The other guest, who sat on my young lady's right hand, was an eminent
public character--being no other than the celebrated Indian traveller,
Mr. Murthwaite, who, at risk of his life, had penetrated in disguise
where no European had ever set foot before.
This was a long, lean, wiry, brown, silent man. He had a weary look, and
a very steady, attentive eye. It was rumoured that he was tired of the
humdrum life among the people in our parts, and longing to go back and
wander off on the tramp again in the wild places of the East. Except
what he said to Miss Rachel about her jewel, I doubt if he spoke six
words or drank so much as a single glass of wine, all through the
dinner. The Moonstone was the only object that interested him in the
smallest degree. The fame of it seemed to have reached him, in some
of those perilous Indian places where his wanderings had lain. After
looking at it silently for so long a time that Miss Rachel began to get
confused, he said to her in his cool immovable way, "If you ever go to
India, Miss Verinder, don't take your uncle's birthday gift with you. A
Hindoo diamond is sometimes part of a Hindoo religion. I know a certain
city, and a certain temple in that city, where, dressed as you are now,
your life would not be worth five minutes' purchase." Miss Rachel, safe
in England, was quite delighted to hear of her danger in India.
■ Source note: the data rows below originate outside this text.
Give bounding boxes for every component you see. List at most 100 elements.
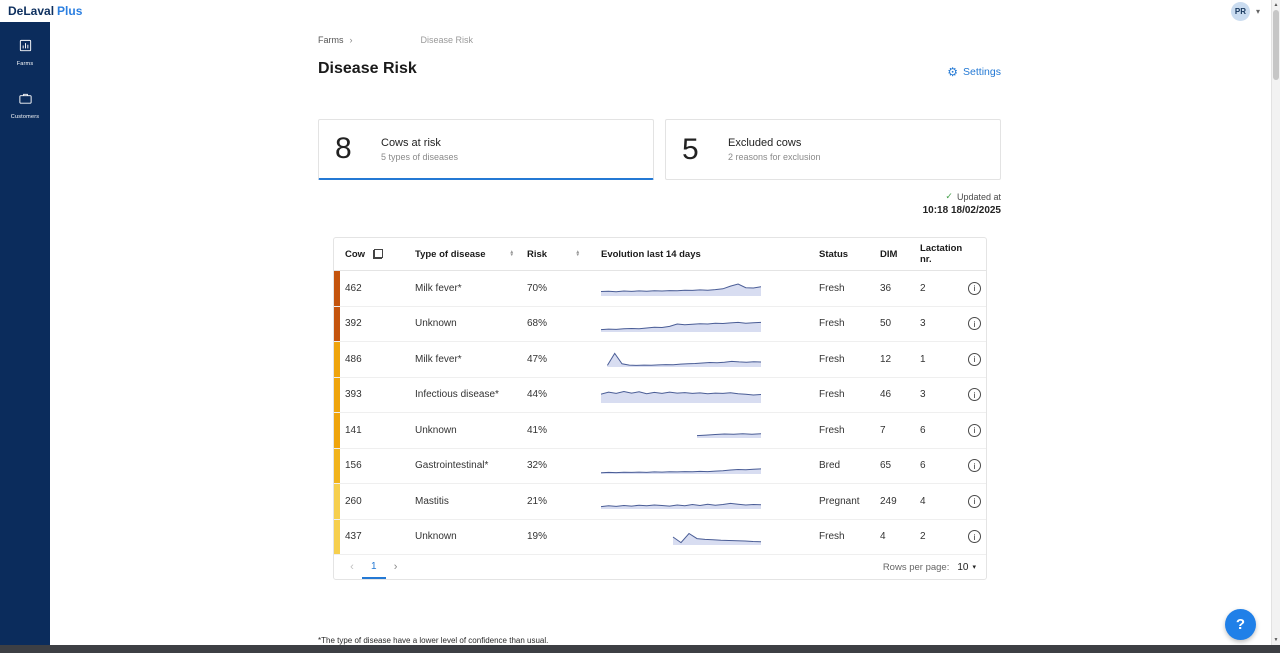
cell-dim: 46 <box>880 389 920 400</box>
cell-lactation: 3 <box>920 389 968 400</box>
sidebar-item-label: Customers <box>11 114 39 120</box>
scrollbar-thumb[interactable] <box>1273 10 1279 80</box>
cell-lactation: 2 <box>920 283 968 294</box>
sparkline <box>593 348 819 370</box>
farms-icon <box>18 38 33 58</box>
table-body: 462 Milk fever* 70% Fresh 36 2 i 392 Unk… <box>334 271 986 555</box>
main-content: Farms › Disease Risk Disease Risk ⚙ Sett… <box>50 22 1271 645</box>
cell-status: Bred <box>819 460 880 471</box>
table-row[interactable]: 141 Unknown 41% Fresh 7 6 i <box>334 413 986 449</box>
rows-per-page-label: Rows per page: <box>883 562 950 573</box>
cell-lactation: 6 <box>920 425 968 436</box>
cell-risk: 44% <box>527 389 593 400</box>
info-icon[interactable]: i <box>968 459 981 472</box>
scroll-up-icon[interactable]: ▲ <box>1272 2 1280 8</box>
cell-lactation: 3 <box>920 318 968 329</box>
info-icon[interactable]: i <box>968 353 981 366</box>
sidebar-item-farms[interactable]: Farms <box>0 34 50 71</box>
cell-cow: 486 <box>340 354 415 365</box>
help-button[interactable]: ? <box>1225 609 1256 640</box>
cell-cow: 392 <box>340 318 415 329</box>
info-icon[interactable]: i <box>968 495 981 508</box>
cell-cow: 462 <box>340 283 415 294</box>
sidebar-item-customers[interactable]: Customers <box>0 87 50 124</box>
card-title: Excluded cows <box>728 137 821 149</box>
info-icon[interactable]: i <box>968 388 981 401</box>
table-header: Cow Type of disease ▴▾ Risk ▴▾ Evolution… <box>334 238 986 271</box>
breadcrumb: Farms › Disease Risk <box>318 35 473 45</box>
user-avatar[interactable]: PR <box>1231 2 1250 21</box>
settings-button[interactable]: ⚙ Settings <box>947 66 1001 78</box>
rows-per-page-select[interactable]: 10 ▾ <box>957 562 976 573</box>
column-header-lactation: Lactation nr. <box>920 243 968 265</box>
pagination: ‹ 1 › Rows per page: 10 ▾ <box>334 555 986 579</box>
card-value: 5 <box>682 133 720 167</box>
cell-disease: Unknown <box>415 425 527 436</box>
sparkline <box>593 277 819 299</box>
delaval-plus-logo[interactable]: DeLaval Plus <box>8 4 82 18</box>
updated-label: Updated at <box>957 192 1001 202</box>
cell-status: Fresh <box>819 283 880 294</box>
card-title: Cows at risk <box>381 137 458 149</box>
excluded-cows-card[interactable]: 5 Excluded cows 2 reasons for exclusion <box>665 119 1001 180</box>
breadcrumb-item-current: Disease Risk <box>421 35 474 45</box>
cell-disease: Unknown <box>415 531 527 542</box>
column-header-risk: Risk <box>527 249 547 260</box>
table-row[interactable]: 392 Unknown 68% Fresh 50 3 i <box>334 307 986 343</box>
customers-icon <box>18 91 33 111</box>
next-page-button[interactable]: › <box>386 555 406 579</box>
cell-risk: 41% <box>527 425 593 436</box>
footnote: *The type of disease have a lower level … <box>318 636 548 645</box>
disease-risk-table: Cow Type of disease ▴▾ Risk ▴▾ Evolution… <box>333 237 987 580</box>
card-value: 8 <box>335 132 373 166</box>
table-row[interactable]: 393 Infectious disease* 44% Fresh 46 3 i <box>334 378 986 414</box>
cell-dim: 36 <box>880 283 920 294</box>
cell-disease: Milk fever* <box>415 283 527 294</box>
sparkline <box>593 313 819 335</box>
info-icon[interactable]: i <box>968 530 981 543</box>
column-header-status: Status <box>819 249 880 260</box>
table-row[interactable]: 437 Unknown 19% Fresh 4 2 i <box>334 520 986 556</box>
sort-icon[interactable]: ▴▾ <box>576 251 579 258</box>
info-icon[interactable]: i <box>968 317 981 330</box>
sparkline <box>593 455 819 477</box>
cell-lactation: 4 <box>920 496 968 507</box>
cell-risk: 19% <box>527 531 593 542</box>
scroll-down-icon[interactable]: ▼ <box>1272 637 1280 643</box>
cell-status: Fresh <box>819 425 880 436</box>
cell-risk: 70% <box>527 283 593 294</box>
vertical-scrollbar[interactable]: ▲ ▼ <box>1271 0 1280 645</box>
table-row[interactable]: 156 Gastrointestinal* 32% Bred 65 6 i <box>334 449 986 485</box>
cell-cow: 156 <box>340 460 415 471</box>
column-header-dim: DIM <box>880 249 920 260</box>
cell-status: Fresh <box>819 389 880 400</box>
cell-disease: Unknown <box>415 318 527 329</box>
bottom-bar <box>0 645 1280 653</box>
chevron-down-icon[interactable]: ▾ <box>1256 7 1260 16</box>
cell-dim: 12 <box>880 354 920 365</box>
cell-cow: 393 <box>340 389 415 400</box>
table-row[interactable]: 462 Milk fever* 70% Fresh 36 2 i <box>334 271 986 307</box>
topbar: DeLaval Plus PR ▾ <box>0 0 1280 22</box>
cell-status: Pregnant <box>819 496 880 507</box>
info-icon[interactable]: i <box>968 424 981 437</box>
page-number[interactable]: 1 <box>362 555 386 579</box>
cell-dim: 4 <box>880 531 920 542</box>
cell-risk: 32% <box>527 460 593 471</box>
info-icon[interactable]: i <box>968 282 981 295</box>
breadcrumb-item-farms[interactable]: Farms <box>318 35 344 45</box>
table-row[interactable]: 486 Milk fever* 47% Fresh 12 1 i <box>334 342 986 378</box>
logo-text-primary: DeLaval <box>8 4 54 18</box>
cell-status: Fresh <box>819 354 880 365</box>
cell-lactation: 1 <box>920 354 968 365</box>
prev-page-button[interactable]: ‹ <box>342 555 362 579</box>
table-row[interactable]: 260 Mastitis 21% Pregnant 249 4 i <box>334 484 986 520</box>
cell-dim: 50 <box>880 318 920 329</box>
cell-cow: 260 <box>340 496 415 507</box>
copy-icon[interactable] <box>373 249 383 259</box>
cows-at-risk-card[interactable]: 8 Cows at risk 5 types of diseases <box>318 119 654 180</box>
sort-icon[interactable]: ▴▾ <box>510 251 513 258</box>
cell-lactation: 2 <box>920 531 968 542</box>
cell-dim: 65 <box>880 460 920 471</box>
cell-dim: 249 <box>880 496 920 507</box>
The
Bouncers were more delighted still; they dropped their knives and forks
with a crash, and burst out together vehemently, "O! how interesting!"
My lady fidgeted in her chair, and changed the subject.
As the dinner got on, I became aware, little by little, that this
festival was not prospering as other like festivals had prospered before
it.
Looking back at the birthday now, by the light of what happened
afterwards, I am half inclined to think that the cursed Diamond must
have cast a blight on the whole company. I plied them well with wine;
and being a privileged character, followed the unpopular dishes round
the table, and whispered to the company confidentially, "Please to
change your mind and try it; for I know it will do you good." Nine
times out of ten they changed their minds--out of regard for their old
original Betteredge, they were pleased to say--but all to no purpose.
There were gaps of silence in the talk, as the dinner got on, that made
me feel personally uncomfortable. When they did use their tongues again,
they used them innocently, in the most unfortunate manner and to the
worst possible purpose. Mr. Candy, the doctor, for instance, said more
unlucky things than I ever knew him to say before. Take one sample of
the way in which he went on, and you will understand what I had to put
up with at the sideboard, officiating as I was in the character of a man
who had the prosperity of the festival at heart.